My Grading System

A+ = Masterpiece (I hold back on this one.) / A = Great. / A- = Really Good. / B+ = Good. / B = Decent (Serviceable). / B- = Flawed but okay (For those times there's something redeeming about the work). / C+ = Not very good (Skip it). C = Bad. / C- = Awful. / F = Complete Disaster (I hold back on this one too).

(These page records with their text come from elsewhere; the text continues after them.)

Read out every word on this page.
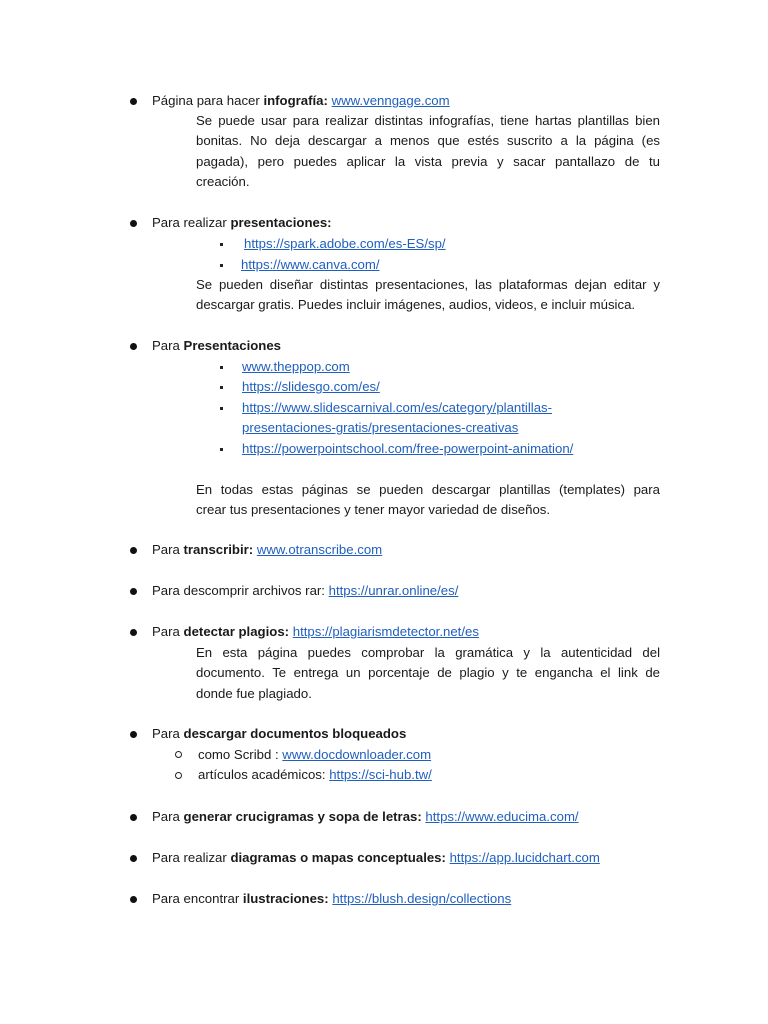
Página para hacer infografía: www.venngage.com

Se puede usar para realizar distintas infografías, tiene hartas plantillas bien

bonitas. No deja descargar a menos que estés suscrito a la página (es

pagada), pero puedes aplicar la vista previa y sacar pantallazo de tu

creación.

Para realizar presentaciones:
https://spark.adobe.com/es-ES/sp/
https://www.canva.com/

Se pueden diseñar distintas presentaciones, las plataformas dejan editar y

descargar gratis. Puedes incluir imágenes, audios, videos, e incluir música.

Para Presentaciones
www.theppop.com
https://slidesgo.com/es/
https://www.slidescarnival.com/es/category/plantillas-
presentaciones-gratis/presentaciones-creativas
https://powerpointschool.com/free-powerpoint-animation/

En todas estas páginas se pueden descargar plantillas (templates) para

crear tus presentaciones y tener mayor variedad de diseños.

Para transcribir: www.otranscribe.com
Para descomprir archivos rar: https://unrar.online/es/
Para detectar plagios: https://plagiarismdetector.net/es

En esta página puedes comprobar la gramática y la autenticidad del

documento. Te entrega un porcentaje de plagio y te engancha el link de

donde fue plagiado.

Para descargar documentos bloqueados
como Scribd : www.docdownloader.com
artículos académicos: https://sci-hub.tw/
Para generar crucigramas y sopa de letras: https://www.educima.com/
Para realizar diagramas o mapas conceptuales: https://app.lucidchart.com
Para encontrar ilustraciones: https://blush.design/collections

Note on Spoilers: I will try to avoid ruining a story by going into too much detail. But if I wish to include some revealing points to my analysis I will try to remember to add a separate spoiler paragraph.

Friday, October 4, 2013

Sinister (2012)

Ethan Hawke stars as a writer of true-story crime books who is working on a book about a family of four who hung themselves. To get close to his subject he moves his own family into the victims’ house (with his wife and two kids unaware of the house’s history). He then discovers a box of Super 8 film along with a projector in the attic. Each reel of film shows the camera operator killing an entire family, one of the reels showing the subjects of the book he’s writing getting hung on the tree outside. Events only get creeper when Ethan discovers a demon named Bughuul is visible in the camera footage hiding in the background. What probably most impressed me about this film was the sound design which evokes an eerie animalistic vibe that heightens the horror. In many ways I’d celebrate this one as a classic work of scary perfection but unfortunately director Scott Derrickson and writers Derrickson and C. Robert Cargill make a big mistake and over explain the monster and so take away the mystery element of the tale. Still I recommend it because regardless of its unnecessary ending it’s a ghoulish good time. Grade: B+

Spoiler Talk
They didn’t need to show us Bughuul so much at the end. And the weird gimmick with the children all appearing up on screen and Ashley joining them was completely unnecessary and left me more annoyed than in awe. Less is more and in this situation they had already done such a brilliant job following this rule they didn’t need to anything else. This film should have just ended with the Ashley killing her father and that’s it. Darn, it’s too bad I can’t erase that epilogue from my memory.